Context: The world still depends on fossil fuels for 82% of its energy supply. The recent uptick in coal consumption in Europe, despite the increase in solar and wind power, suggests that reliable, 24/7 low-carbon electricity resources are critical to ensure the deep decarbonisation of power generation, along with grid stability and energy security.
What are Small Modular Reactors (SMR)?
- Small modular reactors (SMRs) are advanced nuclear reactors that have a power capacity of up to 300 MW(e) per unit, which is about one-third of the generating capacity of traditional nuclear power reactors. SMRs, which can produce a large amount of low-carbon electricity, are:
- Small – physically a fraction of the size of a conventional nuclear power reactor.
- Modular – making it possible for systems and components to be factory-assembled and transported as a unit to a location for installation.
- Reactors – harnessing nuclear fission to generate heat to produce energy.
What are the benefits of SMR?
- Due to smaller size, they can be sited on locations not suitable for larger nuclear power plants.
- They have relatively lower carbon footprint as they have lower fuel requirements.
- They are easy to manufacture, ship, transport and installed.
- They offer savings in cost and construction time.
- They can be deployed incrementally to match increasing energy demand. SMRs are designed to operate for 40-60 years with capacity factors exceeding 90%
- They can be installed into an existing grid or remotely off-grid.
- They are relatively safer as they operate on lower power and pressures and hence lower potential for the uncontrolled release of radioactive materials into the environment.
- They require no human intervention or external power or force to shut down systems.

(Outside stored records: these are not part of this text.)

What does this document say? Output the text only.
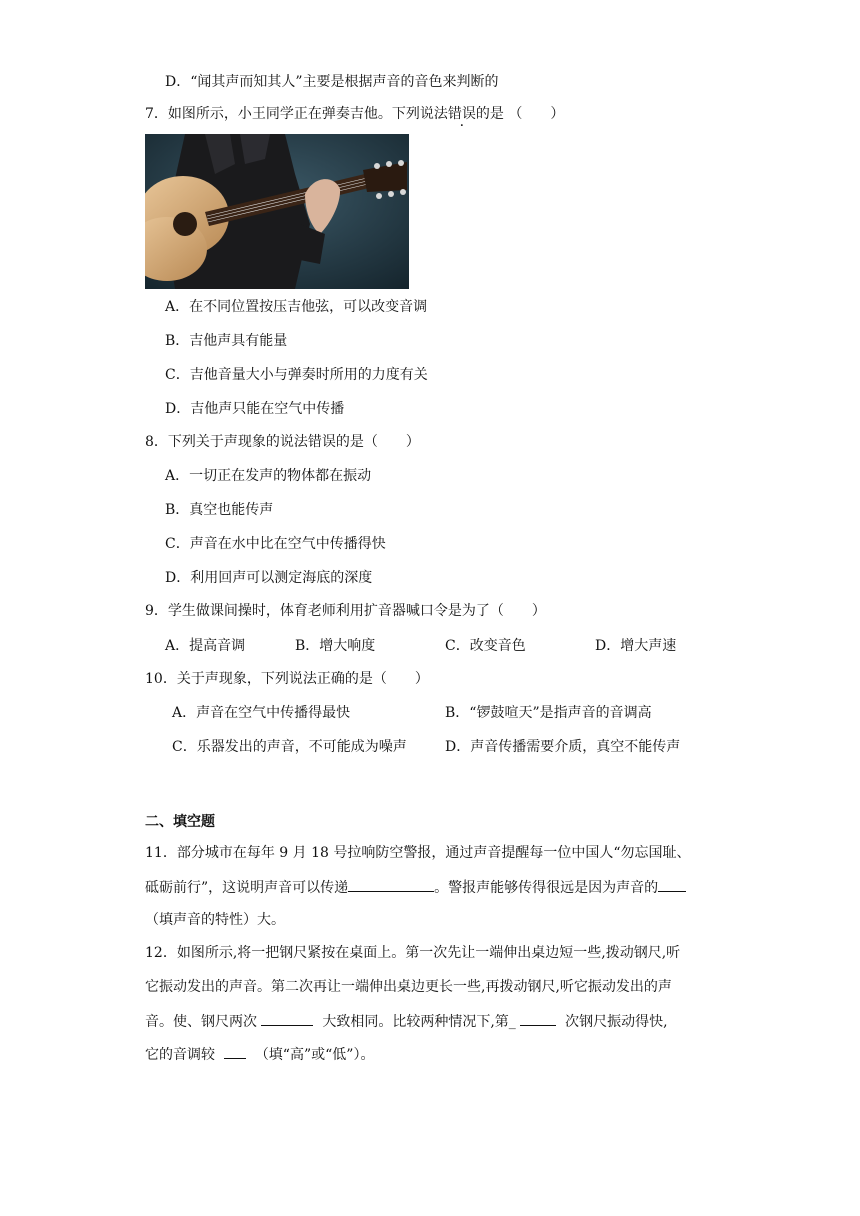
D．“闻其声而知其人”主要是根据声音的音色来判断的
7．如图所示，小王同学正在弹奏吉他。下列说法错误的是 （　　）
A．在不同位置按压吉他弦，可以改变音调
B．吉他声具有能量
C．吉他音量大小与弹奏时所用的力度有关
D．吉他声只能在空气中传播
8．下列关于声现象的说法错误的是（　　）
A．一切正在发声的物体都在振动
B．真空也能传声
C．声音在水中比在空气中传播得快
D．利用回声可以测定海底的深度
9．学生做课间操时，体育老师利用扩音器喊口令是为了（　　）
A．提高音调	B．增大响度	C．改变音色	D．增大声速
10．关于声现象，下列说法正确的是（　　）
A．声音在空气中传播得最快	B．“锣鼓喧天”是指声音的音调高
C．乐器发出的声音，不可能成为噪声	D．声音传播需要介质，真空不能传声
二、填空题
11．部分城市在每年 9 月 18 号拉响防空警报，通过声音提醒每一位中国人“勿忘国耻、
砥砺前行”，这说明声音可以传递	。警报声能够传得很远是因为声音的
（填声音的特性）大。
12．如图所示,将一把钢尺紧按在桌面上。第一次先让一端伸出桌边短一些,拨动钢尺,听
它振动发出的声音。第二次再让一端伸出桌边更长一些,再拨动钢尺,听它振动发出的声
音。使、钢尺两次	大致相同。比较两种情况下,第_	次钢尺振动得快,
它的音调较	（填“高”或“低”）。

Hence, an efficient regulatory regime comparable to that in the civil aviation sector – which has more stringent safety requirements – is important if SMRs are to play a meaningful role in decarbonising the power sector. This can be achieved if all countries that accept nuclear energy direct their respective regulators to cooperate amongst themselves and with the International Atomic Energy Agency to harmonise their regulatory requirements and expedite statutory approvals for SMRs based on standard, universal designs.
What steps should be taken in India?
- The Atomic Energy Act will need to be amended to allow the private sector to set up SMRs.
- To ensure safety, security, and safeguards, control of nuclear fuel and radioactive waste must continue to lie with the Government of India.
- The government will also have to enact a law to create an independent, empowered regulatory board with the expertise and capacity to oversee every stage of the nuclear power generation cycle, including design approval, site selection, construction, operations, certification of operators, and waste reprocessing.
- The security around SMRs must remain under government control, while the Nuclear Power Corporation can operate privately-owned SMRs during the hand-holding process.
- Indian government can negotiate with foreign suppliers to reprocess nuclear waste from all SMRs in a state-controlled facility under IAEA safeguards. The reprocessed material may also be suitable for use in other NPPs in India that use imported uranium. India can set up facility to reprocess spent fuel from SMRs.
- Finally, the Department of Atomic Energy must improve the public perception of nuclear power in India by better disseminating comprehensive environmental and public health data of the civilian reactors, which are operating under international safeguards, in India.